Une bibliothèque sans livre : le Texas franchit le pas
Une bibliothèque sans livre. L'idée est saugrenue. elle amuserait peut-être les surréalistes. Une bibliothèque sans livre, mais, précisons-le, au Texas. C'est déjà moins surprenant.
Plus sérieusement, la bibliothèque « sans livre » que se propose d'ouvrir le comté de Bexar, à défaut d'être révolutionnaire, présente ceci de singulier qu'elle est pionnière en son genre : ici point de livre papier. Rien que du numérique. Qu'importe, cela fait lurette que les livres ont fui le Texas, si tant ait qu'ils y soient jamais venus, s'exclamera le cynique.
Il s'agirait de la première bibliothèque municipale à bannir le papier de ses rayons. La démarche n'est pas neuve, une poignée d'universités américaines avait d'ores et déjà franchi le pas. Quid des ouvrages jetés sur le trottoir ? La tristesse nous serre le cœur.
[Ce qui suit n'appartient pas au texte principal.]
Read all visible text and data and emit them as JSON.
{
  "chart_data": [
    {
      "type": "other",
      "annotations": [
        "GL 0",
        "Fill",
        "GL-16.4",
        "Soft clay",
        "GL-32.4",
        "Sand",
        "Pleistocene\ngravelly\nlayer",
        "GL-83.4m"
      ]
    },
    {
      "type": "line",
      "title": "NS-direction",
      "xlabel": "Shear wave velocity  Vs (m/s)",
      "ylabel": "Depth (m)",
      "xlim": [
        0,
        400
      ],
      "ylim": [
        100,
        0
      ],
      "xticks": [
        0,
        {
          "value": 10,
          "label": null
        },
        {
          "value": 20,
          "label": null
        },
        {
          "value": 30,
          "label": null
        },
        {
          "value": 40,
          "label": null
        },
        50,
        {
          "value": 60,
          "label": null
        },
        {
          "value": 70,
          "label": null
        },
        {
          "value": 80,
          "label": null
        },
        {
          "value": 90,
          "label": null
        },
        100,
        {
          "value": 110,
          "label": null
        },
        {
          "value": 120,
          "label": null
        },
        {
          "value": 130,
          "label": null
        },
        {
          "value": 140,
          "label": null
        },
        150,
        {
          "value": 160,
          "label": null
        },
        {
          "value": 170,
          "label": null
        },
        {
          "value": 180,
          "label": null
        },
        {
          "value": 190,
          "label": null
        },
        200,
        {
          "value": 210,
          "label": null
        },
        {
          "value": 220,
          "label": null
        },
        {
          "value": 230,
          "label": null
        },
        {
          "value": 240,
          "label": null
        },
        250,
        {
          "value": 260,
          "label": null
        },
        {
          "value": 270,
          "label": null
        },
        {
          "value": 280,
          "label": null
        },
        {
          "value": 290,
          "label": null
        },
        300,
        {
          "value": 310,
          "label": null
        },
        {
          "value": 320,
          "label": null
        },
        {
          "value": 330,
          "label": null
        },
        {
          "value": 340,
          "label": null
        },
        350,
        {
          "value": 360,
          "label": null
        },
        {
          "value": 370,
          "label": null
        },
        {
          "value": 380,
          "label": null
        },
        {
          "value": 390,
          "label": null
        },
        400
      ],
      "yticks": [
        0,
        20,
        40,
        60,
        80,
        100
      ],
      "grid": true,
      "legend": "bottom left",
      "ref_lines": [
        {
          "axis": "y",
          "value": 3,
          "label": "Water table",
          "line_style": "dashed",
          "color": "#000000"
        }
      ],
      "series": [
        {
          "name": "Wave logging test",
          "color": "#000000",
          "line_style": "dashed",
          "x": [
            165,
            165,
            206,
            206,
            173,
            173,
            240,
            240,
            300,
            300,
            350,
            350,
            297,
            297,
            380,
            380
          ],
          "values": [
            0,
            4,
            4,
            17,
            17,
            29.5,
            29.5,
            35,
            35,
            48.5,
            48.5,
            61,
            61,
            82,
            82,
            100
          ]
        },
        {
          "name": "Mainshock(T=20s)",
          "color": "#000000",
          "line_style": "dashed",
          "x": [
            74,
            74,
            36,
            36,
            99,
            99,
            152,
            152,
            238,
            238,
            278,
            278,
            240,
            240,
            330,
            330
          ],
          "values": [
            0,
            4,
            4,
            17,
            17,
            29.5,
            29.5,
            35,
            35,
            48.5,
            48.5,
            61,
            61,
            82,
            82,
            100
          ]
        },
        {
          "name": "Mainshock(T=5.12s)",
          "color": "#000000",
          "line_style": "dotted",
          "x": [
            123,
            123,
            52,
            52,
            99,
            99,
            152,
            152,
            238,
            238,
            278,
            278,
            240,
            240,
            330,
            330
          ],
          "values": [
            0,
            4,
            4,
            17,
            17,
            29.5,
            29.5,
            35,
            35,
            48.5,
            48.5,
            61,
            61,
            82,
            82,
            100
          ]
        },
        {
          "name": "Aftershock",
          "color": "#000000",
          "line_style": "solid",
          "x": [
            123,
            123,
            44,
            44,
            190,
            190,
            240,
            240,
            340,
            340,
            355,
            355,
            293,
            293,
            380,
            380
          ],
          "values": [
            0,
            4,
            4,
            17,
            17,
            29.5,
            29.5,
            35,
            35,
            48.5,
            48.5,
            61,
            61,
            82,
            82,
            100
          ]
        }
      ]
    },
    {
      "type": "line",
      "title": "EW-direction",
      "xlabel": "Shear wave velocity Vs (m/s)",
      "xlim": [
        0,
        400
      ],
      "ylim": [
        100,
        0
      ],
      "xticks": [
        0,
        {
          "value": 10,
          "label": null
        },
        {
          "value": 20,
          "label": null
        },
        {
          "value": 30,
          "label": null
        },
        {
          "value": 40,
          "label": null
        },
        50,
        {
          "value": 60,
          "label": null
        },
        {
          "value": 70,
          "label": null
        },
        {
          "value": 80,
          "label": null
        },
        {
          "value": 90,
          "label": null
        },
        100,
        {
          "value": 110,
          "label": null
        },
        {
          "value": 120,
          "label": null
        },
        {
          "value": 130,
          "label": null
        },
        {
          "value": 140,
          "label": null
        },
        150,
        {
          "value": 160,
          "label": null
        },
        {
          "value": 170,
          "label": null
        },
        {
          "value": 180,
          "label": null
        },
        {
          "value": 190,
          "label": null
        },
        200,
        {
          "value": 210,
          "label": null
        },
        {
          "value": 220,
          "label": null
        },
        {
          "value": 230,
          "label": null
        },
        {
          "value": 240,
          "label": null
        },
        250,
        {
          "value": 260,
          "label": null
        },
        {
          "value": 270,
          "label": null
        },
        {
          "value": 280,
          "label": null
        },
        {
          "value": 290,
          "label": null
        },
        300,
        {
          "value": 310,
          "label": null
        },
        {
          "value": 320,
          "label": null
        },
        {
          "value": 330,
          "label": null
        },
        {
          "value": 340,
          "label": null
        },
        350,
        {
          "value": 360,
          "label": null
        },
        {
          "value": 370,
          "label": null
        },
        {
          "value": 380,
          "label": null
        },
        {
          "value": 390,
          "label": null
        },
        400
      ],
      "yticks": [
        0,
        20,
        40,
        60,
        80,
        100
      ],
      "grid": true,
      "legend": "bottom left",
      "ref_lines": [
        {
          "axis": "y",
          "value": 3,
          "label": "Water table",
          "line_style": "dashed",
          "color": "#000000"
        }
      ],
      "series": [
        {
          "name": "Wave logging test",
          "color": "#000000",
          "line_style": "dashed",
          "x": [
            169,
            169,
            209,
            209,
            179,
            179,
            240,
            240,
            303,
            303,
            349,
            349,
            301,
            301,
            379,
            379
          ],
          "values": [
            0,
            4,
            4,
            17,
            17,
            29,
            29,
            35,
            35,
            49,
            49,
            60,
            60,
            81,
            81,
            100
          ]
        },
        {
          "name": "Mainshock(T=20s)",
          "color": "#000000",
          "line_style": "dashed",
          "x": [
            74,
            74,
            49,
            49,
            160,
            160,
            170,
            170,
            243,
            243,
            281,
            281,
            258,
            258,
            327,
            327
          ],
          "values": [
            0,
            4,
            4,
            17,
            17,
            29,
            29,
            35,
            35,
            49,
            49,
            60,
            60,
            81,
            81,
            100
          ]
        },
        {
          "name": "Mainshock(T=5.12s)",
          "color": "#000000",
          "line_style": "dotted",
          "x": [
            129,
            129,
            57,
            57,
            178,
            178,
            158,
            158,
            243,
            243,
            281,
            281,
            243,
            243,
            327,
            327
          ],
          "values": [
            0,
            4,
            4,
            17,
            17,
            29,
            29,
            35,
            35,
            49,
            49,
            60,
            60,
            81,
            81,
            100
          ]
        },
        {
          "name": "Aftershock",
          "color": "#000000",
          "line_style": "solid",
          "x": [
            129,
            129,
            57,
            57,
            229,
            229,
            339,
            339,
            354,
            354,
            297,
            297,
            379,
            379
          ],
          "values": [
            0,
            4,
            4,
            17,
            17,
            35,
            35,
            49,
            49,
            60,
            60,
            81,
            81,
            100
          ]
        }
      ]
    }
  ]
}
Emprunts de liseuses (une centaine), consultations d'écrits sur ordinateurs (une cinquantaine), tels seront les services prodigués par l'établissement. Les responsables du projet espèrent se doter d'une collection forte de dix mille ouvrages, sans compter la venue prochaine de vidéos et musiques numérisées.
Selon l'instigateur du projet, Richard Wolff, « le monde change et c'est le moyen le plus efficace de rendre service à notre communauté ». Quant à l'aspect des locaux, on s'en réfère aux inébranlables déités : « si vous avez envie de savoir à quoi cela pourrait ressembler, allez dans un apple store », poursuit-il. Allons bon. Naturellement, des raisons d'ordre financier viennent s'ajouter à ces considérations modernistes : le support papier tend à devenir un luxe.
Là où les techniques nouvelles isolent plus qu'elles ne réunissent, favorisant le plus souvent l'action à distance (achats, communication, diffusion du savoir), l'introduction du tout numérique n'entrave nullement ici les rapports humains. Elle s'inscrit dans la continuité d'une pratique millénaire et ô combien nécessaire, le rassemblement dans un lieu dévolu au savoir et où le silence est de rigueur. Force est d'admettre que la technologie est encore impuissante à susciter de telles conditions de recueillement. Mais il y a mieux : l'effeuillage des bibliothèques laisse augurer d'un doublement des capacité d'accueil. Serait-ce la fin de ces interminables queues qui donnaient à nos bibliothèques de faux airs de nightclubs ? Souhaitons-le, rien n'est plus mortel que de faire la queue pour étudier.
Dernière chose notable, le projet a été baptisé « BiblioTech » : à l'heure où les puristes de la langue française s'irritent de l'anglicisation rampante du Français, voici que les américains délaissent le terme « library » pour un proche cousin du notre. Un « one shot », me direz-vous. Probable.